PerlMx marked 14 e-mails as spam. Two of these e-mails proved to be false positives - mail that was not spam. Impressively, it received 886 e-mails in the same period that Mail::Audit received 874 e-mails. I was unable to work out the exact cause of this, although the power-cut in the middle of the testing period will always be a major suspect. Eleven spam messages were incorrectly allowws through into my Inbox. PerlMx appeared to receive 23 pieces of spam mail in total.

The sample was small, as all I had was my own personal e-mail to work with, and I get what I'm told is surprisingly little spam, but it shows that Mail::Audit / SpamAssassin seems to decide more mail is spam than PerlMx does, but is also wrong more of the time. PerlMx marked slightly less e-mail as spam, and let more spam through, but when it did claim e-mail was spam it was right more of the time.

These tests would benefit significantly from being re-run during a long period of time on a larger mail-server, but I had neither the time nor the mail-server available.

Both tools can be extensively configured in terms of what is considered spam, and are likely to need regular updating to ensure they keep up to date with new tricks of the spammers. Here I only considered the behavior with the default configuration of the latest release at the time I ran my tests.

Feature Comparison

To help you choose, I've summarized the basic characteristics of both systems below. Some of the points are quite subjective and are more my impressions of the tools rather than hard facts - these are marked separately.

PerlMX Mail::Audit
Scalable Yes - persistent server Maybe - depends on config - obvious default configurations scale poorly
Ships with wide range of existing filtering functionality Yes Limited range, more available from third-parties
Target use System-wide mail filtering for mailservers Per-use mail filtering as a replacement for programs like procmail
Extensible? Yes Yes
Licensing Commercial Open-source
Mail Server Compatibility Sendmail Almost any mail server
Spam filtering Yes Third-party extension
Virus filtering Yes No
Easy to setup Yes Not so easy, requires custom code
Efficient and Scalable Very scalable - easily separated from the mailserver, and no noticable performance impact during testing Performance problems during testing in default configuration

Conclusions

During testing, PerlMx was significantly more reliable, both in terms of the amount of mail bounced due to configuration problems (none), and in terms of the load put in the mailserver (minimal) than Mail::Audit. Although Mail::Audit appears able to be setup for good performance, the obvious suggested configuration showed extremely poor scalability during testing. Also, as Mail::Audit requires writing some filtering code, bugs, mostly in this code, resulted in nontrivial quantities of mail being bounced during testing due to code/configuration errors, a problem that simply didn't occur with PerlMx's more pre-supplied, configuration file based system.
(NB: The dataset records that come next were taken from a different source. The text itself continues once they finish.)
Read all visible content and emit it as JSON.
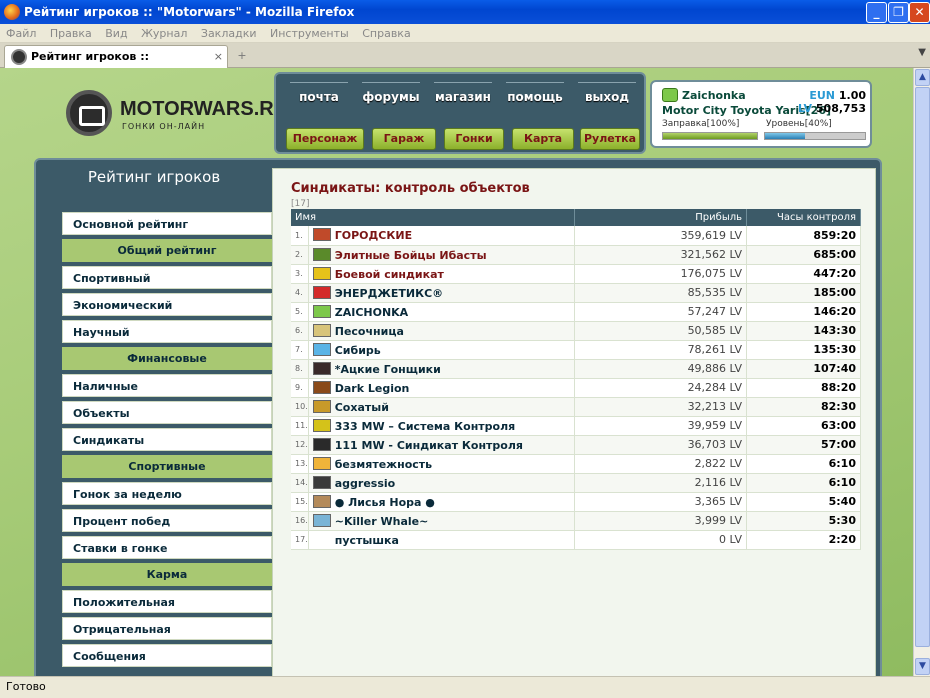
{
  "window": {
    "title": "Рейтинг игроков :: \"Motorwars\" - Mozilla Firefox"
  },
  "menu": [
    "Файл",
    "Правка",
    "Вид",
    "Журнал",
    "Закладки",
    "Инструменты",
    "Справка"
  ],
  "tab": {
    "title": "Рейтинг игроков :: \"Motorwars\""
  },
  "status": "Готово",
  "logo": {
    "text": "MOTORWARS.RU",
    "subtitle": "ГОНКИ ОН-ЛАЙН"
  },
  "nav_top": [
    "почта",
    "форумы",
    "магазин",
    "помощь",
    "выход"
  ],
  "nav_buttons": [
    "Персонаж",
    "Гараж",
    "Гонки",
    "Карта",
    "Рулетка"
  ],
  "user": {
    "name": "Zaichonka",
    "car": "Motor City Toyota Yaris[26]",
    "eun_label": "EUN",
    "eun_value": "1.00",
    "lv_label": "LV",
    "lv_value": "508,753",
    "fuel_label": "Заправка[100%]",
    "level_label": "Уровень[40%]",
    "fuel_pct": 100,
    "level_pct": 40
  },
  "sidebar": {
    "title": "Рейтинг игроков",
    "items": [
      {
        "type": "item",
        "label": "Основной рейтинг"
      },
      {
        "type": "head",
        "label": "Общий рейтинг"
      },
      {
        "type": "item",
        "label": "Спортивный"
      },
      {
        "type": "item",
        "label": "Экономический"
      },
      {
        "type": "item",
        "label": "Научный"
      },
      {
        "type": "head",
        "label": "Финансовые"
      },
      {
        "type": "item",
        "label": "Наличные"
      },
      {
        "type": "item",
        "label": "Объекты"
      },
      {
        "type": "item",
        "label": "Синдикаты"
      },
      {
        "type": "head",
        "label": "Спортивные"
      },
      {
        "type": "item",
        "label": "Гонок за неделю"
      },
      {
        "type": "item",
        "label": "Процент побед"
      },
      {
        "type": "item",
        "label": "Ставки в гонке"
      },
      {
        "type": "head",
        "label": "Карма"
      },
      {
        "type": "item",
        "label": "Положительная"
      },
      {
        "type": "item",
        "label": "Отрицательная"
      },
      {
        "type": "item",
        "label": "Сообщения"
      }
    ]
  },
  "content": {
    "title": "Синдикаты: контроль объектов",
    "count": "[17]",
    "columns": [
      "Имя",
      "Прибыль",
      "Часы контроля"
    ],
    "rows": [
      {
        "n": "1.",
        "name": "ГОРОДСКИЕ",
        "profit": "359,619 LV",
        "hours": "859:20",
        "color": "#c04a2a",
        "red": true
      },
      {
        "n": "2.",
        "name": "Элитные Бойцы Ибасты",
        "profit": "321,562 LV",
        "hours": "685:00",
        "color": "#5a8a2a",
        "red": true
      },
      {
        "n": "3.",
        "name": "Боевой синдикат",
        "profit": "176,075 LV",
        "hours": "447:20",
        "color": "#e6c21a",
        "red": true
      },
      {
        "n": "4.",
        "name": "ЭНЕРДЖЕТИКС®",
        "profit": "85,535 LV",
        "hours": "185:00",
        "color": "#d42a2a",
        "red": false
      },
      {
        "n": "5.",
        "name": "ZAICHONKA",
        "profit": "57,247 LV",
        "hours": "146:20",
        "color": "#7dc84a",
        "red": false
      },
      {
        "n": "6.",
        "name": "Песочница",
        "profit": "50,585 LV",
        "hours": "143:30",
        "color": "#d8c47a",
        "red": false
      },
      {
        "n": "7.",
        "name": "Сибирь",
        "profit": "78,261 LV",
        "hours": "135:30",
        "color": "#5ab4e6",
        "red": false
      },
      {
        "n": "8.",
        "name": "*Ацкие Гонщики",
        "profit": "49,886 LV",
        "hours": "107:40",
        "color": "#3a2a2a",
        "red": false
      },
      {
        "n": "9.",
        "name": "Dark Legion",
        "profit": "24,284 LV",
        "hours": "88:20",
        "color": "#8a4a1a",
        "red": false
      },
      {
        "n": "10.",
        "name": "Сохатый",
        "profit": "32,213 LV",
        "hours": "82:30",
        "color": "#c89a2a",
        "red": false
      },
      {
        "n": "11.",
        "name": "333 MW – Система Контроля",
        "profit": "39,959 LV",
        "hours": "63:00",
        "color": "#d4c21a",
        "red": false
      },
      {
        "n": "12.",
        "name": "111 MW - Синдикат Контроля",
        "profit": "36,703 LV",
        "hours": "57:00",
        "color": "#2a2a2a",
        "red": false
      },
      {
        "n": "13.",
        "name": "безмятежность",
        "profit": "2,822 LV",
        "hours": "6:10",
        "color": "#f0b43a",
        "red": false
      },
      {
        "n": "14.",
        "name": "aggressio",
        "profit": "2,116 LV",
        "hours": "6:10",
        "color": "#3a3a3a",
        "red": false
      },
      {
        "n": "15.",
        "name": "● Лисья Нора ●",
        "profit": "3,365 LV",
        "hours": "5:40",
        "color": "#b48a5a",
        "red": false
      },
      {
        "n": "16.",
        "name": "~Killer Whale~",
        "profit": "3,999 LV",
        "hours": "5:30",
        "color": "#7ab4d6",
        "red": false
      },
      {
        "n": "17.",
        "name": "пустышка",
        "profit": "0 LV",
        "hours": "2:20",
        "color": "",
        "red": false
      }
    ]
  }
}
Both PerlMx and Mail::Audit provide good mail filtering solutions using Perl, but are targeted at entirely different markets. PerlMx is a systemwide solution providing drop-in functionality on mailservers, with Perl extensibility as well, whereas Mail::Audit is a more low-level tool, mostly focused on use by individuals, designed to let users build their own mail processing tools more easily.